Keywords: Traumatic Brain Injury, biomarkers, longitudinal imaging

Motivation: Cross sectional radiological assessments of mild traumatic brain injury (mTBI) often produce conflicting findings with poor correlation to clinical outcomes.

Goal(s): Mean apparent propagator MRI (MAP-MRI) in a pilot longitudinal study is proposed to probe complex alterations in tissue microstructure following mTBI.

Approach: Quantitative region of interest analysis of MAP-MRI and DTI-derived metrics was performed in a pilot cohort of mTBI patients at four timepoints up to 90 days following injury.

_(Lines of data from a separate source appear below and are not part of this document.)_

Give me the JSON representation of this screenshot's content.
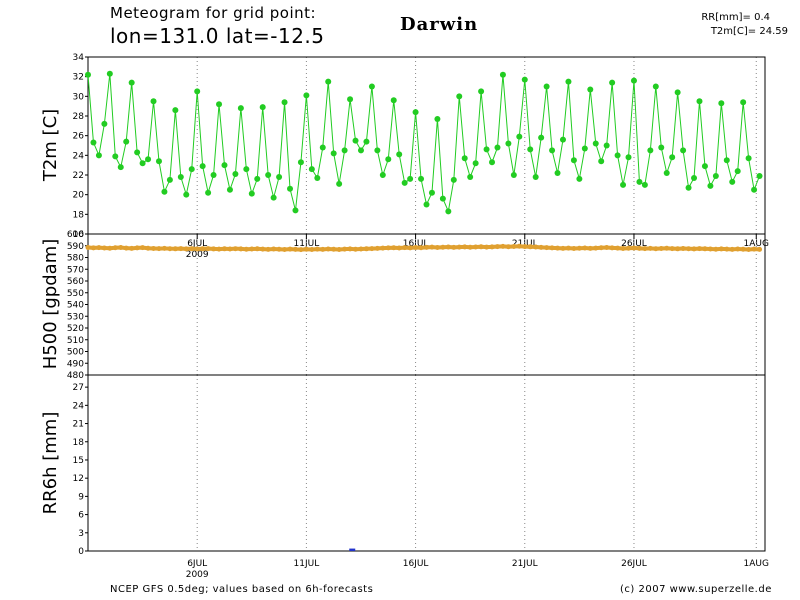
{
  "header": {
    "line1": "Meteogram for grid point:",
    "line2": "lon=131.0 lat=-12.5",
    "city": "Darwin",
    "summary_rr": "RR[mm]= 0.4",
    "summary_t2m": "T2m[C]= 24.59"
  },
  "footer": {
    "left": "NCEP GFS 0.5deg; values based on 6h-forecasts",
    "right": "(c) 2007 www.superzelle.de"
  },
  "colors": {
    "t2m": "#22cc22",
    "h500": "#e0a030",
    "rr6h": "#2233cc",
    "grid": "#888888",
    "frame": "#000000"
  },
  "chart_data": [
    {
      "type": "line",
      "ylabel": "T2m [C]",
      "ylim": [
        16,
        34
      ],
      "yticks": [
        16,
        18,
        20,
        22,
        24,
        26,
        28,
        30,
        32,
        34
      ],
      "x_range": [
        0,
        31
      ],
      "xtick_positions": [
        5,
        10,
        15,
        20,
        25,
        30.6
      ],
      "xtick_labels": [
        "6JUL",
        "11JUL",
        "16JUL",
        "21JUL",
        "26JUL",
        "1AUG"
      ],
      "year_label": "2009",
      "grid": true,
      "series": [
        {
          "step_hours": 6,
          "values": [
            32.2,
            25.3,
            24.0,
            27.2,
            32.3,
            23.9,
            22.8,
            25.4,
            31.4,
            24.3,
            23.2,
            23.6,
            29.5,
            23.4,
            20.3,
            21.5,
            28.6,
            21.8,
            20.0,
            22.6,
            30.5,
            22.9,
            20.2,
            22.0,
            29.2,
            23.0,
            20.5,
            22.1,
            28.8,
            22.6,
            20.1,
            21.6,
            28.9,
            22.0,
            19.7,
            21.8,
            29.4,
            20.6,
            18.4,
            23.3,
            30.1,
            22.6,
            21.7,
            24.8,
            31.5,
            24.2,
            21.1,
            24.5,
            29.7,
            25.5,
            24.5,
            25.4,
            31.0,
            24.5,
            22.0,
            23.6,
            29.6,
            24.1,
            21.2,
            21.6,
            28.4,
            21.6,
            19.0,
            20.2,
            27.7,
            19.6,
            18.3,
            21.5,
            30.0,
            23.7,
            21.8,
            23.2,
            30.5,
            24.6,
            23.3,
            24.8,
            32.2,
            25.2,
            22.0,
            25.9,
            31.7,
            24.6,
            21.8,
            25.8,
            31.0,
            24.5,
            22.2,
            25.6,
            31.5,
            23.5,
            21.6,
            24.7,
            30.7,
            25.2,
            23.4,
            25.0,
            31.4,
            24.0,
            21.0,
            23.8,
            31.6,
            21.3,
            21.0,
            24.5,
            31.0,
            24.8,
            22.2,
            23.8,
            30.4,
            24.5,
            20.7,
            21.7,
            29.5,
            22.9,
            20.9,
            21.9,
            29.3,
            23.5,
            21.3,
            22.4,
            29.4,
            23.7,
            20.5,
            21.9
          ]
        }
      ]
    },
    {
      "type": "line",
      "ylabel": "H500 [gpdam]",
      "ylim": [
        480,
        600
      ],
      "yticks": [
        480,
        490,
        500,
        510,
        520,
        530,
        540,
        550,
        560,
        570,
        580,
        590,
        600
      ],
      "x_range": [
        0,
        31
      ],
      "xtick_positions": [
        5,
        10,
        15,
        20,
        25,
        30.6
      ],
      "xtick_labels": [
        "6JUL",
        "11JUL",
        "16JUL",
        "21JUL",
        "26JUL",
        "1AUG"
      ],
      "year_label": "2009",
      "grid": true,
      "series": [
        {
          "step_hours": 6,
          "values": [
            588.5,
            588.2,
            588.4,
            588.1,
            587.9,
            588.3,
            588.5,
            588.0,
            587.8,
            588.2,
            588.4,
            587.9,
            587.7,
            587.6,
            587.8,
            587.5,
            587.4,
            587.6,
            587.3,
            587.5,
            587.2,
            587.4,
            587.6,
            587.3,
            587.1,
            587.4,
            587.2,
            587.5,
            587.3,
            587.0,
            587.2,
            587.4,
            587.1,
            586.9,
            587.2,
            587.0,
            586.8,
            587.1,
            586.9,
            586.7,
            587.0,
            586.8,
            587.1,
            586.9,
            587.2,
            587.0,
            586.8,
            587.1,
            587.3,
            587.0,
            587.2,
            587.4,
            587.6,
            587.8,
            588.0,
            588.2,
            588.3,
            588.1,
            588.4,
            588.2,
            588.5,
            588.3,
            588.6,
            588.8,
            588.5,
            588.7,
            588.9,
            588.6,
            588.8,
            589.0,
            588.7,
            588.9,
            589.1,
            588.8,
            589.0,
            589.3,
            589.5,
            589.2,
            589.4,
            589.6,
            589.3,
            589.1,
            588.9,
            588.6,
            588.4,
            588.2,
            588.0,
            587.8,
            588.0,
            587.7,
            587.9,
            588.1,
            587.8,
            588.0,
            588.3,
            588.5,
            588.2,
            588.0,
            587.7,
            587.9,
            588.1,
            587.8,
            587.6,
            587.8,
            587.5,
            587.7,
            587.9,
            587.6,
            587.4,
            587.7,
            587.5,
            587.3,
            587.6,
            587.4,
            587.2,
            587.0,
            587.3,
            587.1,
            586.9,
            587.2,
            587.0,
            586.8,
            587.1,
            586.9
          ]
        }
      ]
    },
    {
      "type": "bar",
      "ylabel": "RR6h [mm]",
      "ylim": [
        0,
        29
      ],
      "yticks": [
        0,
        3,
        6,
        9,
        12,
        15,
        18,
        21,
        24,
        27
      ],
      "x_range": [
        0,
        31
      ],
      "xtick_positions": [
        5,
        10,
        15,
        20,
        25,
        30.6
      ],
      "xtick_labels": [
        "6JUL",
        "11JUL",
        "16JUL",
        "21JUL",
        "26JUL",
        "1AUG"
      ],
      "year_label": "2009",
      "grid": true,
      "series": [
        {
          "x": [
            12.1
          ],
          "values": [
            0.4
          ]
        }
      ]
    }
  ]
}
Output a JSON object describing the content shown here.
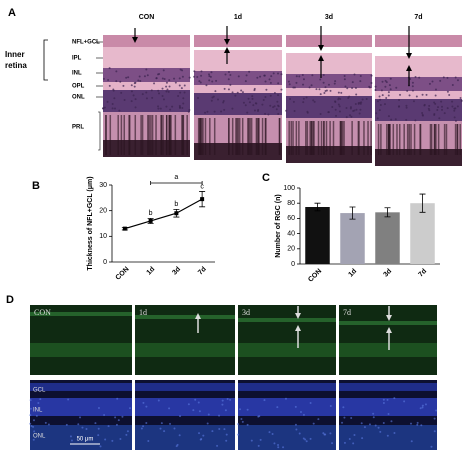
{
  "panel_labels": [
    "A",
    "B",
    "C",
    "D"
  ],
  "panel_a": {
    "columns": [
      "CON",
      "1d",
      "3d",
      "7d"
    ],
    "region": "Inner\nretina",
    "layers": [
      "NFL+GCL",
      "IPL",
      "INL",
      "OPL",
      "ONL",
      "PRL"
    ]
  },
  "chart_data": [
    {
      "type": "line",
      "y_label": "Thickness of NFL+GCL (μm)",
      "categories": [
        "CON",
        "1d",
        "3d",
        "7d"
      ],
      "values": [
        13,
        16,
        19,
        24.5
      ],
      "errors": [
        0.5,
        1,
        1.5,
        3
      ],
      "value_letters": [
        null,
        "b",
        "b",
        "c"
      ],
      "bracket_label": "a",
      "color": "#000000",
      "ylim": [
        0,
        30
      ],
      "yticks": [
        0,
        10,
        20,
        30
      ]
    },
    {
      "type": "bar",
      "y_label": "Number of RGC (n)",
      "categories": [
        "CON",
        "1d",
        "3d",
        "7d"
      ],
      "values": [
        75,
        67,
        68,
        80
      ],
      "errors": [
        5,
        8,
        6,
        12
      ],
      "colors": [
        "#111111",
        "#a3a3b3",
        "#808080",
        "#cccccc"
      ],
      "ylim": [
        0,
        100
      ],
      "yticks": [
        0,
        20,
        40,
        60,
        80,
        100
      ]
    }
  ],
  "panel_d": {
    "columns": [
      "CON",
      "1d",
      "3d",
      "7d"
    ],
    "layers": [
      "GCL",
      "INL",
      "ONL"
    ],
    "scale_bar": "50 μm"
  }
}
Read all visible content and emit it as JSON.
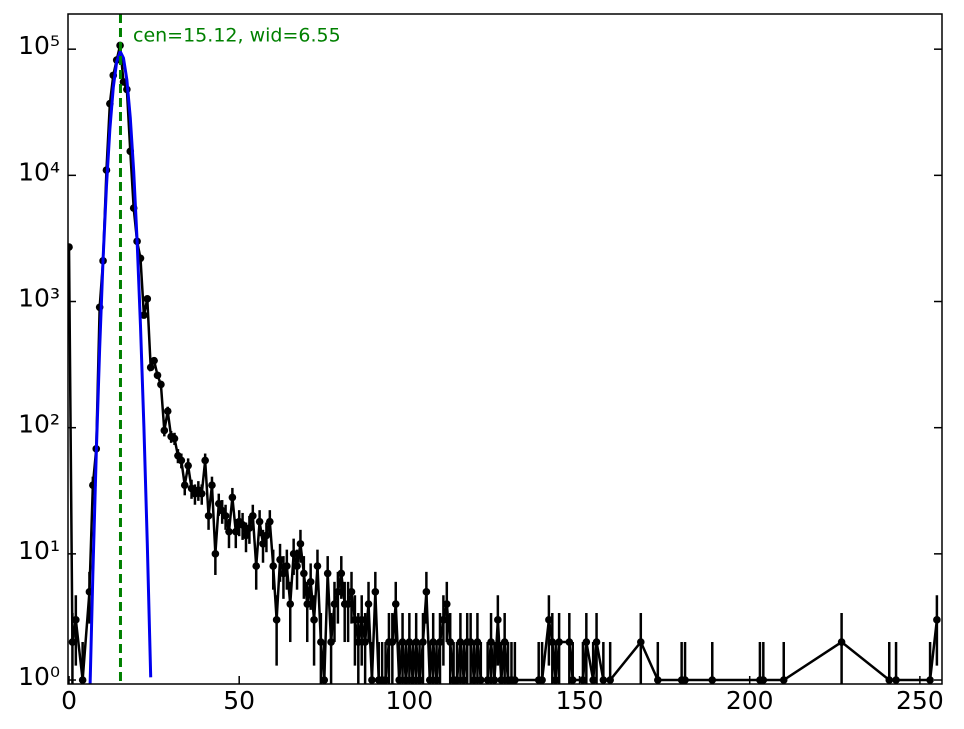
{
  "chart_data": {
    "type": "errorbar",
    "annotation": "cen=15.12, wid=6.55",
    "log_y": true,
    "xlim": [
      -0.3,
      256.5
    ],
    "ylim": [
      0.93,
      190000
    ],
    "xticks": [
      0,
      50,
      100,
      150,
      200,
      250
    ],
    "yticks": [
      {
        "value": 1,
        "label": "10⁰"
      },
      {
        "value": 10,
        "label": "10¹"
      },
      {
        "value": 100,
        "label": "10²"
      },
      {
        "value": 1000,
        "label": "10³"
      },
      {
        "value": 10000,
        "label": "10⁴"
      },
      {
        "value": 100000,
        "label": "10⁵"
      }
    ],
    "points": {
      "color": "#000000",
      "x": [
        0,
        1,
        2,
        4,
        6,
        7,
        8,
        9,
        10,
        11,
        12,
        13,
        14,
        15,
        16,
        17,
        18,
        19,
        20,
        21,
        22,
        23,
        24,
        25,
        26,
        27,
        28,
        29,
        30,
        31,
        32,
        33,
        34,
        35,
        36,
        37,
        38,
        39,
        40,
        41,
        42,
        43,
        44,
        45,
        46,
        47,
        48,
        49,
        50,
        51,
        52,
        53,
        54,
        55,
        56,
        57,
        58,
        59,
        60,
        61,
        62,
        63,
        64,
        65,
        66,
        67,
        68,
        69,
        70,
        71,
        72,
        73,
        74,
        75,
        76,
        77,
        78,
        79,
        80,
        81,
        82,
        83,
        84,
        85,
        86,
        87,
        88,
        89,
        90,
        91,
        92,
        93,
        94,
        95,
        96,
        97,
        98,
        99,
        100,
        101,
        102,
        103,
        104,
        105,
        106,
        107,
        108,
        109,
        110,
        111,
        112,
        113,
        114,
        115,
        116,
        117,
        118,
        119,
        120,
        121,
        123,
        124,
        125,
        126,
        127,
        128,
        129,
        130,
        131,
        138,
        139,
        141,
        142,
        143,
        144,
        147,
        148,
        151,
        152,
        154,
        155,
        157,
        159,
        168,
        173,
        180,
        181,
        189,
        203,
        204,
        210,
        227,
        241,
        243,
        253,
        255
      ],
      "values": [
        2700,
        2,
        3,
        1,
        5,
        35,
        68,
        900,
        2100,
        11000,
        37000,
        62000,
        82000,
        107000,
        55000,
        48000,
        15500,
        5500,
        3000,
        2200,
        780,
        1050,
        300,
        340,
        260,
        220,
        95,
        135,
        85,
        82,
        60,
        55,
        35,
        50,
        33,
        30,
        32,
        30,
        55,
        20,
        35,
        10,
        25,
        22,
        20,
        15,
        28,
        15,
        18,
        17,
        14,
        16,
        20,
        8,
        18,
        12,
        14,
        18,
        8,
        3,
        9,
        7,
        8,
        4,
        10,
        8,
        12,
        7,
        4,
        6,
        3,
        8,
        2,
        1,
        7,
        2,
        4,
        5,
        7,
        4,
        4,
        5,
        3,
        2,
        3,
        2,
        4,
        1,
        5,
        1,
        1,
        1,
        2,
        2,
        4,
        1,
        2,
        1,
        2,
        1,
        2,
        1,
        2,
        5,
        1,
        2,
        1,
        2,
        3,
        4,
        2,
        1,
        1,
        2,
        1,
        2,
        2,
        1,
        2,
        1,
        1,
        2,
        1,
        3,
        1,
        2,
        1,
        1,
        1,
        1,
        1,
        3,
        2,
        1,
        2,
        2,
        1,
        1,
        2,
        1,
        2,
        1,
        1,
        2,
        1,
        1,
        1,
        1,
        1,
        1,
        1,
        2,
        1,
        1,
        1,
        3
      ],
      "errors": [
        52,
        1.4,
        1.7,
        1,
        2.2,
        5.9,
        8.2,
        30,
        46,
        105,
        192,
        249,
        286,
        327,
        235,
        219,
        124,
        74,
        55,
        47,
        28,
        32,
        17,
        18,
        16,
        15,
        9.7,
        11.6,
        9.2,
        9.1,
        7.7,
        7.4,
        5.9,
        7.1,
        5.7,
        5.5,
        5.7,
        5.5,
        7.4,
        4.5,
        5.9,
        3.2,
        5,
        4.7,
        4.5,
        3.9,
        5.3,
        3.9,
        4.2,
        4.1,
        3.7,
        4,
        4.5,
        2.8,
        4.2,
        3.5,
        3.7,
        4.2,
        2.8,
        1.7,
        3,
        2.6,
        2.8,
        2,
        3.2,
        2.8,
        3.5,
        2.6,
        2,
        2.4,
        1.7,
        2.8,
        1.4,
        1,
        2.6,
        1.4,
        2,
        2.2,
        2.6,
        2,
        2,
        2.2,
        1.7,
        1.4,
        1.7,
        1.4,
        2,
        1,
        2.2,
        1,
        1,
        1,
        1.4,
        1.4,
        2,
        1,
        1.4,
        1,
        1.4,
        1,
        1.4,
        1,
        1.4,
        2.2,
        1,
        1.4,
        1,
        1.4,
        1.7,
        2,
        1.4,
        1,
        1,
        1.4,
        1,
        1.4,
        1.4,
        1,
        1.4,
        1,
        1,
        1.4,
        1,
        1.7,
        1,
        1.4,
        1,
        1,
        1,
        1,
        1,
        1.7,
        1.4,
        1,
        1.4,
        1.4,
        1,
        1,
        1.4,
        1,
        1.4,
        1,
        1,
        1.4,
        1,
        1,
        1,
        1,
        1,
        1,
        1,
        1.4,
        1,
        1,
        1,
        1.7
      ]
    },
    "fit": {
      "color": "#0000ee",
      "x": [
        6,
        7,
        8,
        9,
        10,
        11,
        12,
        13,
        14,
        15,
        15.12,
        16,
        17,
        18,
        19,
        20,
        21,
        22,
        23,
        24
      ],
      "values": [
        0.57,
        6.9,
        62,
        424,
        2150,
        8190,
        23200,
        49600,
        79300,
        94900,
        95000,
        84900,
        57000,
        28600,
        10800,
        3050,
        640,
        102,
        12,
        1.05
      ]
    },
    "marker_line": {
      "x": 15.12,
      "color": "#008000"
    }
  }
}
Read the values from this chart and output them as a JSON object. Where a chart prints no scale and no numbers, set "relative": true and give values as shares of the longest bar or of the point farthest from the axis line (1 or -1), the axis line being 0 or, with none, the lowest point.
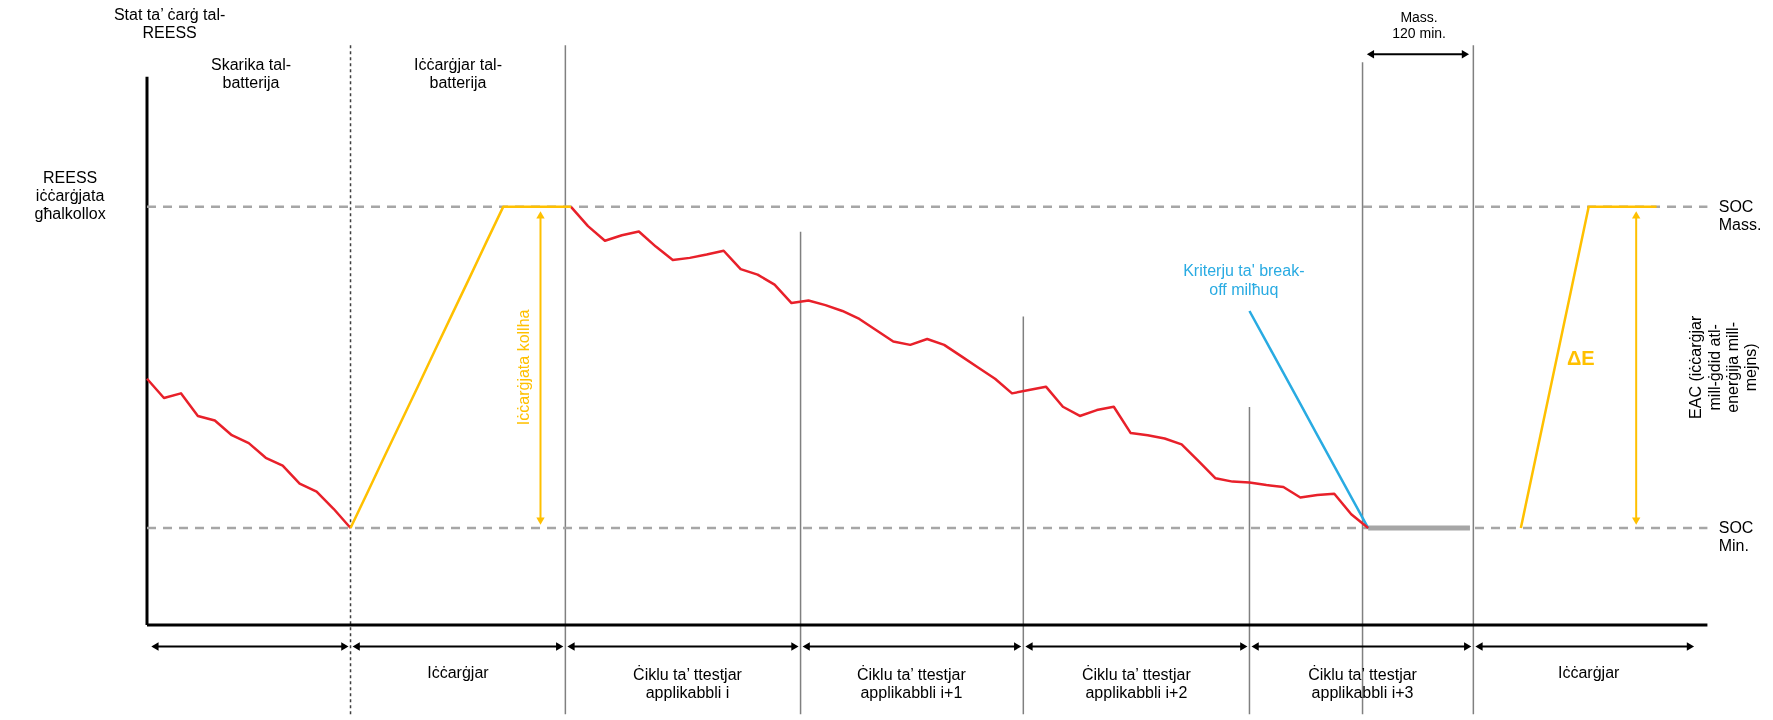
{
  "chart_data": {
    "type": "line",
    "relative": true,
    "line_style": "solid",
    "categories": [
      null,
      null,
      null,
      null,
      null,
      null,
      null,
      null,
      null,
      null,
      null,
      null,
      null,
      null,
      null,
      null,
      null,
      null,
      null,
      null,
      null,
      null,
      null,
      null,
      null,
      null,
      null,
      null,
      null,
      null,
      null,
      null,
      null,
      null,
      null,
      null,
      null,
      null,
      null,
      null,
      null,
      null,
      null,
      null,
      null,
      null,
      null,
      null,
      null,
      null,
      null,
      null,
      null,
      null,
      null,
      null,
      null,
      null,
      null,
      null,
      null,
      null,
      null,
      null,
      null,
      null,
      null,
      null,
      null,
      null,
      null,
      null,
      null,
      null,
      null,
      null,
      null,
      null,
      null,
      null,
      null,
      null,
      null,
      null,
      null,
      null,
      null,
      null,
      null,
      null,
      null,
      null,
      null
    ],
    "series": [
      {
        "color": "#a6a6a6",
        "values": [
          null,
          null,
          null,
          null,
          null,
          null,
          null,
          null,
          null,
          null,
          null,
          null,
          null,
          null,
          null,
          null,
          null,
          null,
          null,
          null,
          null,
          null,
          null,
          null,
          null,
          null,
          null,
          null,
          null,
          null,
          null,
          null,
          null,
          null,
          null,
          null,
          null,
          null,
          null,
          null,
          null,
          null,
          null,
          null,
          null,
          null,
          null,
          null,
          null,
          null,
          null,
          null,
          null,
          null,
          null,
          null,
          null,
          null,
          null,
          null,
          null,
          null,
          null,
          null,
          null,
          null,
          null,
          null,
          null,
          null,
          null,
          null,
          0.232,
          0.232,
          0.232,
          0.232,
          0.232,
          0.232,
          0.232,
          null,
          null,
          null,
          null,
          null,
          null,
          null,
          null,
          null,
          null,
          null,
          null,
          null,
          null
        ]
      },
      {
        "color": "#29abe2",
        "values": [
          null,
          null,
          null,
          null,
          null,
          null,
          null,
          null,
          null,
          null,
          null,
          null,
          null,
          null,
          null,
          null,
          null,
          null,
          null,
          null,
          null,
          null,
          null,
          null,
          null,
          null,
          null,
          null,
          null,
          null,
          null,
          null,
          null,
          null,
          null,
          null,
          null,
          null,
          null,
          null,
          null,
          null,
          null,
          null,
          null,
          null,
          null,
          null,
          null,
          null,
          null,
          null,
          null,
          null,
          null,
          null,
          null,
          null,
          null,
          null,
          null,
          null,
          null,
          null,
          null,
          0.751,
          0.677,
          0.603,
          0.529,
          0.454,
          0.38,
          0.306,
          0.232,
          null,
          null,
          null,
          null,
          null,
          null,
          null,
          null,
          null,
          null,
          null,
          null,
          null,
          null,
          null,
          null,
          null,
          null,
          null,
          null
        ]
      },
      {
        "color": "#e8202a",
        "values": [
          0.589,
          0.543,
          0.554,
          0.5,
          0.489,
          0.454,
          0.435,
          0.4,
          0.381,
          0.338,
          0.319,
          0.278,
          0.232,
          null,
          null,
          null,
          null,
          null,
          null,
          null,
          null,
          null,
          null,
          null,
          null,
          1.0,
          0.954,
          0.919,
          0.932,
          0.941,
          0.905,
          0.873,
          0.878,
          0.886,
          0.895,
          0.851,
          0.838,
          0.814,
          0.77,
          0.776,
          0.765,
          0.751,
          0.732,
          0.705,
          0.678,
          0.67,
          0.684,
          0.67,
          0.643,
          0.616,
          0.589,
          0.554,
          0.562,
          0.57,
          0.522,
          0.5,
          0.514,
          0.522,
          0.459,
          0.454,
          0.446,
          0.432,
          0.392,
          0.351,
          0.343,
          0.341,
          0.335,
          0.33,
          0.305,
          0.311,
          0.314,
          0.265,
          0.232,
          null,
          null,
          null,
          null,
          null,
          null,
          null,
          null,
          null,
          null,
          null,
          null,
          null,
          null,
          null,
          null,
          null,
          null,
          null,
          null
        ]
      },
      {
        "color": "#ffc000",
        "values": [
          null,
          null,
          null,
          null,
          null,
          null,
          null,
          null,
          null,
          null,
          null,
          null,
          0.232,
          0.317,
          0.403,
          0.488,
          0.573,
          0.659,
          0.744,
          0.829,
          0.915,
          1.0,
          1.0,
          1.0,
          1.0,
          1.0,
          null,
          null,
          null,
          null,
          null,
          null,
          null,
          null,
          null,
          null,
          null,
          null,
          null,
          null,
          null,
          null,
          null,
          null,
          null,
          null,
          null,
          null,
          null,
          null,
          null,
          null,
          null,
          null,
          null,
          null,
          null,
          null,
          null,
          null,
          null,
          null,
          null,
          null,
          null,
          null,
          null,
          null,
          null,
          null,
          null,
          null,
          null,
          null,
          null,
          null,
          null,
          null,
          null,
          null,
          null,
          0.232,
          0.424,
          0.616,
          0.808,
          1.0,
          1.0,
          1.0,
          1.0,
          1.0,
          null,
          null,
          null
        ]
      }
    ],
    "ref_lines": [
      {
        "axis": "y",
        "value": 1.0,
        "label": "SOC Mass.",
        "color": "#a6a6a6",
        "line_style": "dashed"
      },
      {
        "axis": "y",
        "value": 0.232,
        "label": "SOC Min.",
        "color": "#a6a6a6",
        "line_style": "dashed"
      }
    ],
    "annotations": [
      "Skarika tal-\nbatterija",
      "Iċċarġjar tal-\nbatterija",
      "Iċċarġjata kollha",
      "Mass.\n120 min.",
      "Kriterju ta' break-\noff milħuq",
      "ΔE",
      "EAC (iċċarġjar\nmill-ġdid atl-\nenerġija mill-\nmejns)",
      "REESS\niċċarġjata\ngħalkollox",
      "Iċċarġjar",
      "Ċiklu ta’ ttestjar\napplikabbli i",
      "Ċiklu ta’ ttestjar\napplikabbli i+1",
      "Ċiklu ta’ ttestjar\napplikabbli i+2",
      "Ċiklu ta’ ttestjar\napplikabbli i+3",
      "Iċċarġjar",
      "Stat ta’ ċarġ tal-\nREESS"
    ]
  }
}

Results: Several MAP-MRI derived parameters had increased intersession variability in white matter tracts and deep gray matter nuclei relative to healthy controls during the 90-day period of observation.

Impact: Longitudinal monitoring of changes in MAP-MRI metrics may provide a more comprehensive means to study pathological alterations that evolve at multiple timepoints in mTBI, where current image-based biomarkers lack the sensitivity and specificity to predict outcome.